A qui profite le tout-numérique ?

par Jean-Michel Frodon

La Lettre AFC n°111

Ce dossier complexe se joue à la fois sur des terrains artistiques, financiers, symboliques, politiques et professionnels, mais ses enjeux restent tout à fait étrangers au public.
Malgré les affirmations intéressées des fabricants, les spectateurs n’ont aucune raison de réclamer cette transformation. Partout où des projections ont été effectuées sans avertissement, nul ne s’est rendu compte qu’il avait eu affaire à une image issue d’une autre source que la traditionnelle copie 35 mm.

A qui profite donc le tout-numérique ?
Au premier chef aux fabricants d’appareils, aujourd’hui emmenés par Texas Instrument qui a réparti les licences entre trois fabricants dans le monde - Digital Projection aux Etats-Unis, Barco en Europe et Imax dans le reste du monde. Mais aussi à tous les intervenants pour lesquels des économies d’échelle sont possibles grâce à la suppression de milliers de copies au coût élevé (au moins 1 500 euros chacune pour un long métrage), lourdes (35 kilos pour un film de longueur moyenne), fragiles, d’un acheminement compliqué, très vulnérables au piratage. L’opposition au passage à la projection numérique procède moins de l’amour du ruban d’images analogiques que d’inquiétudes elles aussi économiques. Celles des exploitants, effarouchés par les investissements considérables que représente l’installation de nouveaux projecteurs, dont le prix est environ cinq fois plus élevé qu’un matériel classique, et qui risque d’être dépassé très rapidement.
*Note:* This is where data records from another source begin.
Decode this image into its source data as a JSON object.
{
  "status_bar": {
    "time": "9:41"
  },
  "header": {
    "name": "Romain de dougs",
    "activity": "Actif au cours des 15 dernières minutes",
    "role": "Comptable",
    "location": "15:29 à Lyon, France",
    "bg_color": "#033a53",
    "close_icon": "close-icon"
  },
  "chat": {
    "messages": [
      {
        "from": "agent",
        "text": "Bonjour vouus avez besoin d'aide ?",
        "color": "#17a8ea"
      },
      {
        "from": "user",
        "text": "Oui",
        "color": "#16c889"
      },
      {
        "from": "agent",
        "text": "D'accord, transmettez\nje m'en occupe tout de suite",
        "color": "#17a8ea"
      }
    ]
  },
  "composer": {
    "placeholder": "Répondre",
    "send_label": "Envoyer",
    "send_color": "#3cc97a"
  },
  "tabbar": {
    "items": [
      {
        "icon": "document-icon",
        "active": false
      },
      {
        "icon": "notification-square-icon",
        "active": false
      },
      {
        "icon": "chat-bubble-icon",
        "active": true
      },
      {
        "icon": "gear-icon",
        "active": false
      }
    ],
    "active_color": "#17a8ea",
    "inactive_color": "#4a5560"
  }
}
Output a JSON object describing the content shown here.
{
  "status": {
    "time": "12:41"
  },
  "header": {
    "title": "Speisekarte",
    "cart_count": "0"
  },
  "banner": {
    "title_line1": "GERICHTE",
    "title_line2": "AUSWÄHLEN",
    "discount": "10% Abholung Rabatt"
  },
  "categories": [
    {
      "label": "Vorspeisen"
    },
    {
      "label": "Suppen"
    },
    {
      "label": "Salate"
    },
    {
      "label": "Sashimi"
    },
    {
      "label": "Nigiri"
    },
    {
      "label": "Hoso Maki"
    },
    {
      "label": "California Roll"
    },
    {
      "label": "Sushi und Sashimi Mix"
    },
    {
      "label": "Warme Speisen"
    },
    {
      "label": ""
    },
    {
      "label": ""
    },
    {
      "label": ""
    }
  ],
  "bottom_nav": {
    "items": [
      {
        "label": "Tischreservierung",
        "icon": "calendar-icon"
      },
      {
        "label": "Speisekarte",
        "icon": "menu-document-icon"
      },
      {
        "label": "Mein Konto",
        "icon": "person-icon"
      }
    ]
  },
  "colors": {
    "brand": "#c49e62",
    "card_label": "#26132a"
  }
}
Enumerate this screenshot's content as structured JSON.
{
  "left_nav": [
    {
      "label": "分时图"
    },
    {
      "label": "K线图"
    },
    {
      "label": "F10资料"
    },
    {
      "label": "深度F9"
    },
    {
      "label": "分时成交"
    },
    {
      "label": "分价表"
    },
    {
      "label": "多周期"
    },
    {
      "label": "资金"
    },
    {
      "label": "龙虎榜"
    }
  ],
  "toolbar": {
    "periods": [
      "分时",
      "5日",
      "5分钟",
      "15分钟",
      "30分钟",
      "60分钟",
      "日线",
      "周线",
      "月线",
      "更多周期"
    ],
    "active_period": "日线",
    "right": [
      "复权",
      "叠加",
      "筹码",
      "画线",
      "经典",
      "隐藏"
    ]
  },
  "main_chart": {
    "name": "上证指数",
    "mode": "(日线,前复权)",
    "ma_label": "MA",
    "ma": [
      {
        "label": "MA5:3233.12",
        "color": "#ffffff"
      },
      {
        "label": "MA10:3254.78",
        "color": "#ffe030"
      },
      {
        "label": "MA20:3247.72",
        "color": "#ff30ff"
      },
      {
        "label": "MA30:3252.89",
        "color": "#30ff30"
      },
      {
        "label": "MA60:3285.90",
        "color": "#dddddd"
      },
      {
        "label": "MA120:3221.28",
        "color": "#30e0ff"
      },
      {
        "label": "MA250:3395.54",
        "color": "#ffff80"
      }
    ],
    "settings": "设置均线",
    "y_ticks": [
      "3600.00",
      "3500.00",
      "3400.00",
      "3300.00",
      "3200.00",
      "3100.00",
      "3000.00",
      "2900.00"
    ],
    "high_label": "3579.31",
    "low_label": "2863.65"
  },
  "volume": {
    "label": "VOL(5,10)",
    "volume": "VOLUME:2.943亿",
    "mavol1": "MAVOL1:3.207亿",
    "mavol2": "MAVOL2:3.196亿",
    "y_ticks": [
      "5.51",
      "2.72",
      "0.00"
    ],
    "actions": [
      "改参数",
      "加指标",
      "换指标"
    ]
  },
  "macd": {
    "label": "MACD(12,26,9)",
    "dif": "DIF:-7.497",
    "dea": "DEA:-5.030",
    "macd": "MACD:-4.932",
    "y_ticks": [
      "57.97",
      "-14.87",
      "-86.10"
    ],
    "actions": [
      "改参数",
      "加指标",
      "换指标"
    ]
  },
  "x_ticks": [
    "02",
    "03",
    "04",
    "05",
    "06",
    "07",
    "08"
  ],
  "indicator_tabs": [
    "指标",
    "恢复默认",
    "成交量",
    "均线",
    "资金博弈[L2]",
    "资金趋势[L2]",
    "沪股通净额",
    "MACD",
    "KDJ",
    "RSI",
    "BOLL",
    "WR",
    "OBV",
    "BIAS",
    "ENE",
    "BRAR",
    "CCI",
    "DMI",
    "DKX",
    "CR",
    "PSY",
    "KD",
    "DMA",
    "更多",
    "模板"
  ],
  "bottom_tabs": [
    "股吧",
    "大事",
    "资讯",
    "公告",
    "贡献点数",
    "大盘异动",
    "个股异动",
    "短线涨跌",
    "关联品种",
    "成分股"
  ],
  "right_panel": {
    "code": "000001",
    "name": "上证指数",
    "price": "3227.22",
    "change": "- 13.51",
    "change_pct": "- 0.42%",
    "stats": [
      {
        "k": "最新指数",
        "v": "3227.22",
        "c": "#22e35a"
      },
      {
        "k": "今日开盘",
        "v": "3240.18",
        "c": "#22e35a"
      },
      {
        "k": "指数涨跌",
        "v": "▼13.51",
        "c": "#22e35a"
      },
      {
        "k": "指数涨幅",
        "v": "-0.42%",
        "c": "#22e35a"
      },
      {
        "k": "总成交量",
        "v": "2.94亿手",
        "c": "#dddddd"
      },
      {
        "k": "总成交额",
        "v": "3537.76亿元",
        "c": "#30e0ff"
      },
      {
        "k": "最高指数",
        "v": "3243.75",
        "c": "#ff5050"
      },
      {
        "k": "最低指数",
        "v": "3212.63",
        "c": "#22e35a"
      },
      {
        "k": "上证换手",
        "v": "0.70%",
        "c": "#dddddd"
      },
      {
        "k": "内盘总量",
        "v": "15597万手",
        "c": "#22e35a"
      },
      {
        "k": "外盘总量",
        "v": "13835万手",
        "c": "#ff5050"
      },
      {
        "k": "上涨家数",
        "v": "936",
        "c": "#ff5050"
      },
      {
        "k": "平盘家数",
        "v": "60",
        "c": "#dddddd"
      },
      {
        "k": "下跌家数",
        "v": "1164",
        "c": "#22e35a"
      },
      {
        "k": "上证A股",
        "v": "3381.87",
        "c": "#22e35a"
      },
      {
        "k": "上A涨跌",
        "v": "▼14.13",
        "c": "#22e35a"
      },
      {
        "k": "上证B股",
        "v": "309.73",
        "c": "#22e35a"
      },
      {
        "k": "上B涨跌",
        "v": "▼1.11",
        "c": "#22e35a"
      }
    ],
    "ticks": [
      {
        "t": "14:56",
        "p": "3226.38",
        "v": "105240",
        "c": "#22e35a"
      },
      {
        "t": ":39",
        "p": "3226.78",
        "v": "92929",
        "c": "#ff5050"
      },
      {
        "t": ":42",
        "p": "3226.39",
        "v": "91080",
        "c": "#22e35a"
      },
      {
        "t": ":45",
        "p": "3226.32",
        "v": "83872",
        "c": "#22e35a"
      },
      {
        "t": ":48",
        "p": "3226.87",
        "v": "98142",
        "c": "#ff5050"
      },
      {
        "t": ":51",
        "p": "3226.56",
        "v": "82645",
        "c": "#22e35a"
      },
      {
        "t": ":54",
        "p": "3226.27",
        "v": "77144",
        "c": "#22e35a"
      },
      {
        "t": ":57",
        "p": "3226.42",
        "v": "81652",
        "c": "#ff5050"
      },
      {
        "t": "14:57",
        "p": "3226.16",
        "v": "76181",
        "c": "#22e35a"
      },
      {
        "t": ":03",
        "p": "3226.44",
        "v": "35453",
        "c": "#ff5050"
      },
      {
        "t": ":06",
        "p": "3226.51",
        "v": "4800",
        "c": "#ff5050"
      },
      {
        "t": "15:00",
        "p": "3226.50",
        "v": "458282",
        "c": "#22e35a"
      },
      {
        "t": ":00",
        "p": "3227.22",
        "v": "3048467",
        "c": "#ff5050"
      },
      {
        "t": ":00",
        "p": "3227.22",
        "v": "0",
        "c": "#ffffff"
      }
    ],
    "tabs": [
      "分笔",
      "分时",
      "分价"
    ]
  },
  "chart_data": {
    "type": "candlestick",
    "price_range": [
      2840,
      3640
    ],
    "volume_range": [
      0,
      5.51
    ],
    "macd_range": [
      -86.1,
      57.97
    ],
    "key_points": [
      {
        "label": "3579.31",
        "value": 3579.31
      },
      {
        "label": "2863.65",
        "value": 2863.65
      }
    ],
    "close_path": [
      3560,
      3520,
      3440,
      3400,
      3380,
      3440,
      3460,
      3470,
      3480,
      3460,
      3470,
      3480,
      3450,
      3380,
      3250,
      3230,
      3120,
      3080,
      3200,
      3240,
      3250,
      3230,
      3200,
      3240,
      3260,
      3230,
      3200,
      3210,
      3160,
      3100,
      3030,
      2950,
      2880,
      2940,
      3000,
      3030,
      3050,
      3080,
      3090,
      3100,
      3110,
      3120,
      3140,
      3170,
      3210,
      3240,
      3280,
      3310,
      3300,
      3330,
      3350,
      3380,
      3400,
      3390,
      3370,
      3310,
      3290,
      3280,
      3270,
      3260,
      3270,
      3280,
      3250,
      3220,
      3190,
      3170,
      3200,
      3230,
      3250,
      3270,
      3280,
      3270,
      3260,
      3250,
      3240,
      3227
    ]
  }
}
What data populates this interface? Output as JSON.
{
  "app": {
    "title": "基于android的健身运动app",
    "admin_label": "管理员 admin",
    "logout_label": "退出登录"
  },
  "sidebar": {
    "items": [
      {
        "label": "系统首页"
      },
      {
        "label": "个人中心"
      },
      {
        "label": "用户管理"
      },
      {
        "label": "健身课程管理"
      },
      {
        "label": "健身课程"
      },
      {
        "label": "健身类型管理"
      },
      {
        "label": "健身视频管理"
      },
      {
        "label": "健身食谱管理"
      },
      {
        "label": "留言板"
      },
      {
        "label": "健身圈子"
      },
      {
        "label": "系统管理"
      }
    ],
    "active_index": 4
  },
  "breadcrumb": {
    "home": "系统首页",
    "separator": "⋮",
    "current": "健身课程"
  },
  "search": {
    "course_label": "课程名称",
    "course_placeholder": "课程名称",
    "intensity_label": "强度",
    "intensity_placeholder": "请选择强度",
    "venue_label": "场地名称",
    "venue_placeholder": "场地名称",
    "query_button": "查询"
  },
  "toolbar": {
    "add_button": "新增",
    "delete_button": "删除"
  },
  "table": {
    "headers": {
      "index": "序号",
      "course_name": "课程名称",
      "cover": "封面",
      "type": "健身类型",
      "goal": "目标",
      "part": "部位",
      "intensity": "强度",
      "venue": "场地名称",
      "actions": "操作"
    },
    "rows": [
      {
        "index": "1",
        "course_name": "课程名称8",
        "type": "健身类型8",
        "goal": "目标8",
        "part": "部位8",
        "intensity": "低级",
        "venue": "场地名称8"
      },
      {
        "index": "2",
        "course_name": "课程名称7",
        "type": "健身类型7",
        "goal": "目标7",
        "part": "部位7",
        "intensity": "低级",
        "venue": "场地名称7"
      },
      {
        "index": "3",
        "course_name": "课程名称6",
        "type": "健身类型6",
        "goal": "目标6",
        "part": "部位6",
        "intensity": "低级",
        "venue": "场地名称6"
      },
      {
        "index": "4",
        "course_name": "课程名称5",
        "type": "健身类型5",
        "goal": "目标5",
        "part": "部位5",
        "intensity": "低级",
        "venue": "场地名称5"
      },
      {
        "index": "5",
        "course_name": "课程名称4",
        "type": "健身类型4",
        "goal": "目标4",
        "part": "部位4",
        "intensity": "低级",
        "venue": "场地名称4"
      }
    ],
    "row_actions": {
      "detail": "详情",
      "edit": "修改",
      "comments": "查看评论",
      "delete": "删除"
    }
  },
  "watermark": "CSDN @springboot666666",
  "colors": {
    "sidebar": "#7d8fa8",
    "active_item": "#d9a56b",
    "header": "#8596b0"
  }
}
Comme toute évolution nécessitant de lourds investissements, la crainte est grande de voir à cette occasion le fossé entre les plus puissants et les autres se creuser davantage. Sans oublier, bien sûr, la révolution qu’un tel changement induirait dans le métier de distributeur, dont le travail le plus concret concerne l’acheminement des copies. Leur disparition « permettrait de se concentrer sur la partie la plus créative de notre métier », répond Marin Karmitz, président de la Fédération nationale des distributeurs. Encore faut-il savoir par quoi seraient remplacées les copies. L’alternative est la diffusion par satellite des films depuis une source unique : le fameux bouton sur lequel appuierait un patron de studio à Los Angeles, inondant d’un coup la planète entière de la même superproduction. « Techniquement, c’est tout à fait possible », confirme Yves Louchez, directeur de la Commission Supérieure Technique auprès du CNC, « d’autant que les créneaux libres existent sur les satellites. Mais un long métrage reste un fichier extrêmement lourd à transmettre aujourd’hui. Et le marché international est loin d’être assez unifié pour permettre une sortie unique dans le monde entier. Rien n’indique d’ailleurs que les Américains auraient le monopole de la transmission ».